I turn quickly, whipping my long honey-blonde hair around, tangling it behind me. Eli’s shooting hoops in the driveway. I stick my tongue out at him and turn toward the house. It’s nothing fancy, but it’s all I’ve ever known as home. A three-bed, two-bath, one-story right smack in the middle of Sugarlake, Tennessee with blue shutters and the prettiest tulips you’ll ever see. I love picking them when they bloom in the spring, but Mama gets mad when I do because tulips are “a labor of love,” so instead I just come out front and stare at them every chance I get.

Eli dribbles the basketball and groans, bringing my attention back to him. “Seriously, you always get to pick the music and it fuckin’ sucks, Lee. Put on some OutKast or somethin’. I can’t practice my free throws to this shit.”

I roll my eyes at his potty mouth. He thinks he’s so big and bad because he’s fourteen now, and he loves to curse every chance he gets.

“Don’t let Mama hear you talk like that or she’ll wash your mouth out with soap again.” I stick my finger in my mouth, makin

g a loud gagging noise.
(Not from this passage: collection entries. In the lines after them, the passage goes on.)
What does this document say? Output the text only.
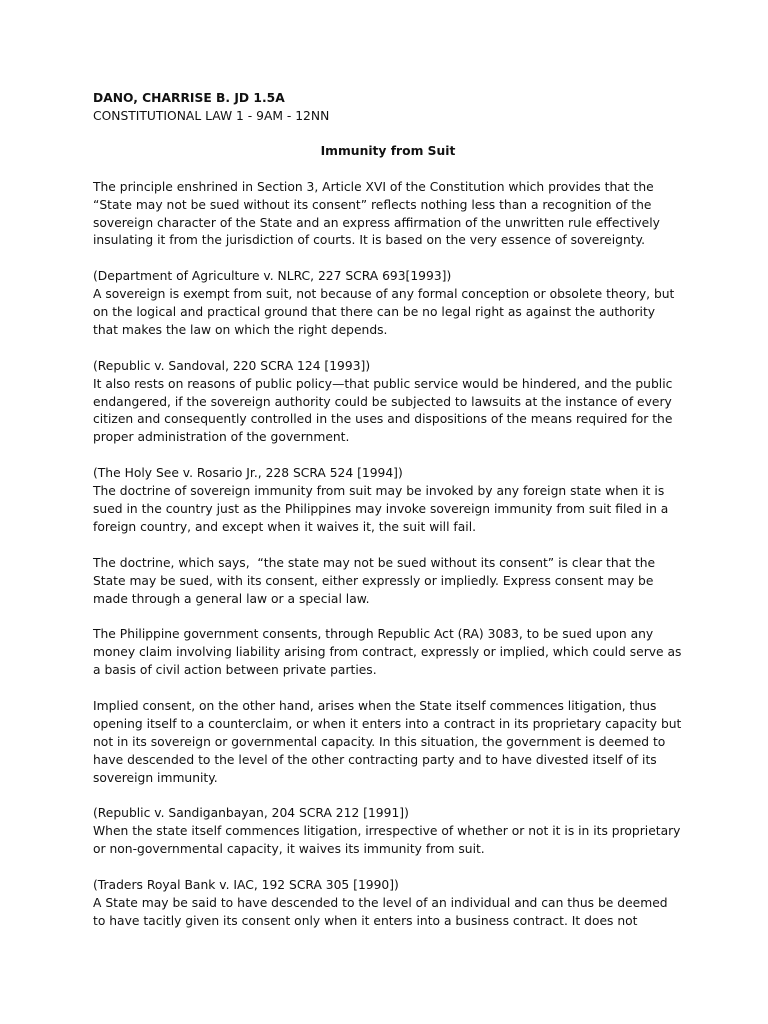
DANO, CHARRISE B. JD 1.5A

CONSTITUTIONAL LAW 1 - 9AM - 12NN

Immunity from Suit

The principle enshrined in Section 3, Article XVI of the Constitution which provides that the “State may not be sued without its consent” reflects nothing less than a recognition of the sovereign character of the State and an express affirmation of the unwritten rule effectively insulating it from the jurisdiction of courts. It is based on the very essence of sovereignty.

(Department of Agriculture v. NLRC, 227 SCRA 693[1993])
A sovereign is exempt from suit, not because of any formal conception or obsolete theory, but on the logical and practical ground that there can be no legal right as against the authority that makes the law on which the right depends.

(Republic v. Sandoval, 220 SCRA 124 [1993])
It also rests on reasons of public policy—that public service would be hindered, and the public endangered, if the sovereign authority could be subjected to lawsuits at the instance of every citizen and consequently controlled in the uses and dispositions of the means required for the proper administration of the government.

(The Holy See v. Rosario Jr., 228 SCRA 524 [1994])
The doctrine of sovereign immunity from suit may be invoked by any foreign state when it is sued in the country just as the Philippines may invoke sovereign immunity from suit filed in a foreign country, and except when it waives it, the suit will fail.

The doctrine, which says,  “the state may not be sued without its consent” is clear that the State may be sued, with its consent, either expressly or impliedly. Express consent may be made through a general law or a special law.

The Philippine government consents, through Republic Act (RA) 3083, to be sued upon any money claim involving liability arising from contract, expressly or implied, which could serve as a basis of civil action between private parties.

Implied consent, on the other hand, arises when the State itself commences litigation, thus opening itself to a counterclaim, or when it enters into a contract in its proprietary capacity but not in its sovereign or governmental capacity. In this situation, the government is deemed to have descended to the level of the other contracting party and to have divested itself of its sovereign immunity.

(Republic v. Sandiganbayan, 204 SCRA 212 [1991])
When the state itself commences litigation, irrespective of whether or not it is in its proprietary or non-governmental capacity, it waives its immunity from suit.

(Traders Royal Bank v. IAC, 192 SCRA 305 [1990])
A State may be said to have descended to the level of an individual and can thus be deemed to have tacitly given its consent only when it enters into a business contract. It does not
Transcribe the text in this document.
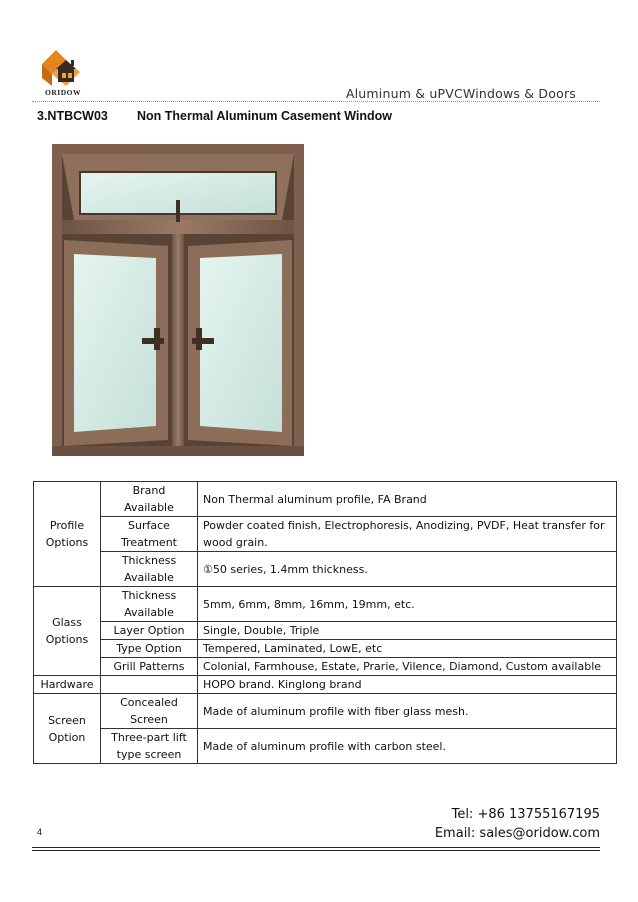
ORIDOW	Aluminum & uPVCWindows & Doors
3.NTBCW03 Non Thermal Aluminum Casement Window
Profile Options	Brand Available	Non Thermal aluminum profile, FA Brand
	Surface Treatment	Powder coated finish, Electrophoresis, Anodizing, PVDF, Heat transfer for wood grain.
	Thickness Available	①50 series, 1.4mm thickness.
Glass Options	Thickness Available	5mm, 6mm, 8mm, 16mm, 19mm, etc.
	Layer Option	Single, Double, Triple
	Type Option	Tempered, Laminated, LowE, etc
	Grill Patterns	Colonial, Farmhouse, Estate, Prarie, Vilence, Diamond, Custom available
Hardware		HOPO brand. Kinglong brand
Screen Option	Concealed Screen	Made of aluminum profile with fiber glass mesh.
	Three-part lift type screen	Made of aluminum profile with carbon steel.
4
Tel: +86 13755167195
Email: sales@oridow.com
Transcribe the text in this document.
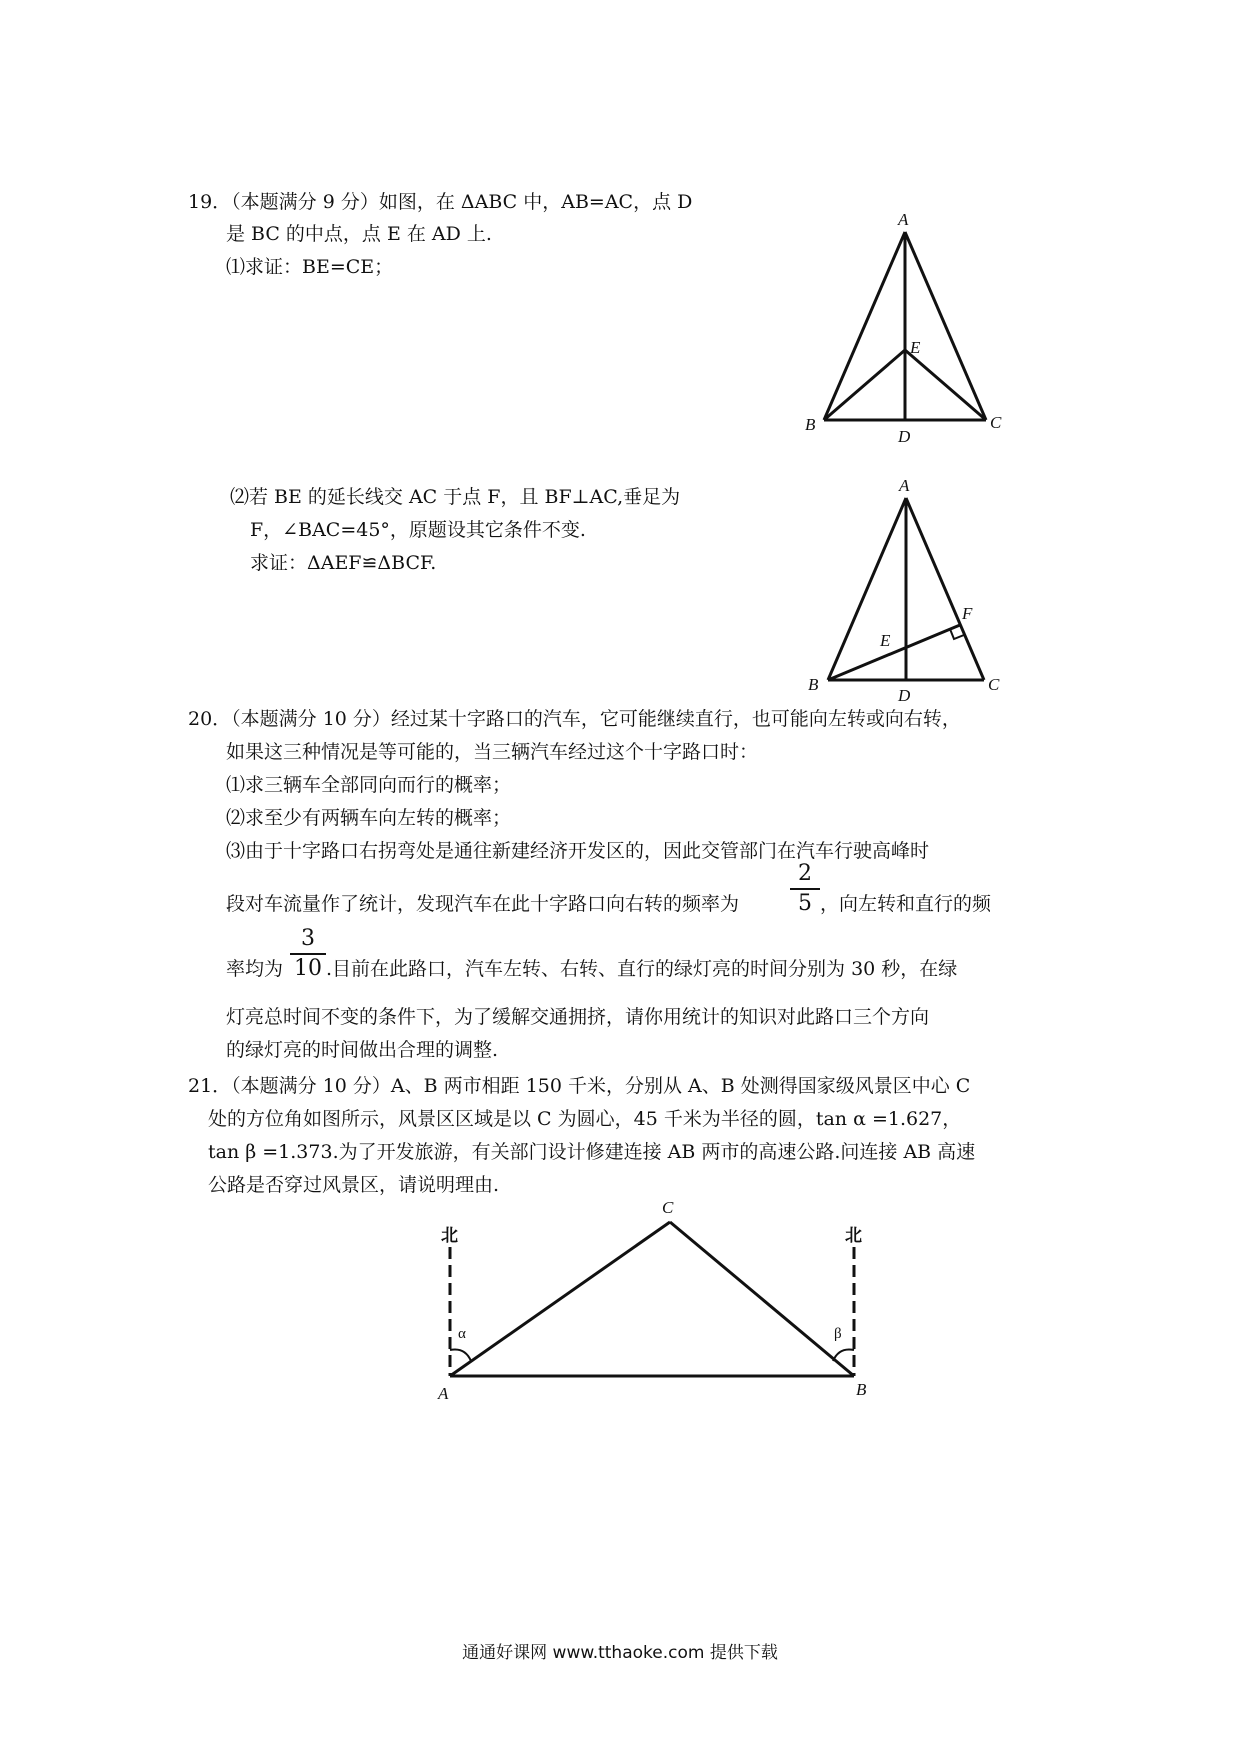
19．（本题满分 9 分）如图，在 ΔABC 中，AB=AC，点 D
是 BC 的中点，点 E 在 AD 上.
⑴求证：BE=CE；
A
B	C
D
E
⑵若 BE 的延长线交 AC 于点 F，且 BF⊥AC,垂足为
F，∠BAC=45°，原题设其它条件不变.
求证：ΔAEF≌ΔBCF.
A
B	C
D
E
F
20．（本题满分 10 分）经过某十字路口的汽车，它可能继续直行，也可能向左转或向右转，
如果这三种情况是等可能的，当三辆汽车经过这个十字路口时：
⑴求三辆车全部同向而行的概率；
⑵求至少有两辆车向左转的概率；
⑶由于十字路口右拐弯处是通往新建经济开发区的，因此交管部门在汽车行驶高峰时
段对车流量作了统计，发现汽车在此十字路口向右转的频率为
2
5 ，向左转和直行的频
率均为
3
10 .目前在此路口，汽车左转、右转、直行的绿灯亮的时间分别为 30 秒，在绿
灯亮总时间不变的条件下，为了缓解交通拥挤，请你用统计的知识对此路口三个方向
的绿灯亮的时间做出合理的调整.
21．（本题满分 10 分）A、B 两市相距 150 千米，分别从 A、B 处测得国家级风景区中心 C
处的方位角如图所示，风景区区域是以 C 为圆心，45 千米为半径的圆，tan α =1.627，
tan β =1.373.为了开发旅游，有关部门设计修建连接 AB 两市的高速公路.问连接 AB 高速
公路是否穿过风景区，请说明理由.
北	北
C
A	B
α	β
通通好课网 www.tthaoke.com 提供下载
I’ve never had soap in my mouth, but watching Eli go through it is enough to make me never want to speak a bad word in my life.

He stops dribbling and runs his hand through his hair, shaking his head. “You’re such a goody-two-shoes. Why don’t you leave me alone? Go on and introduce yourself to the new neighbors or somethin’. I saw a girl runnin’ around their front yard, and I bet you’d get along great. She looks almost as annoyin’ as you.” He smirks, pointing down the street.

I put my hands on my hips. The house is three doors down. There’s a big moving truck in the driveway and lots of men in dark blue uniforms unloading furniture and boxes. I strain my eyes trying to find the girl, and finally, see her in the front yard. She’s smaller than me and hula hooping away without a care in the world, her dark brown hair swishing behind her in a high ponytail. She looks friendly enough, and since my best friend Becca is out of town for the summer at church camp, I really have nothing better to do than make a new friend.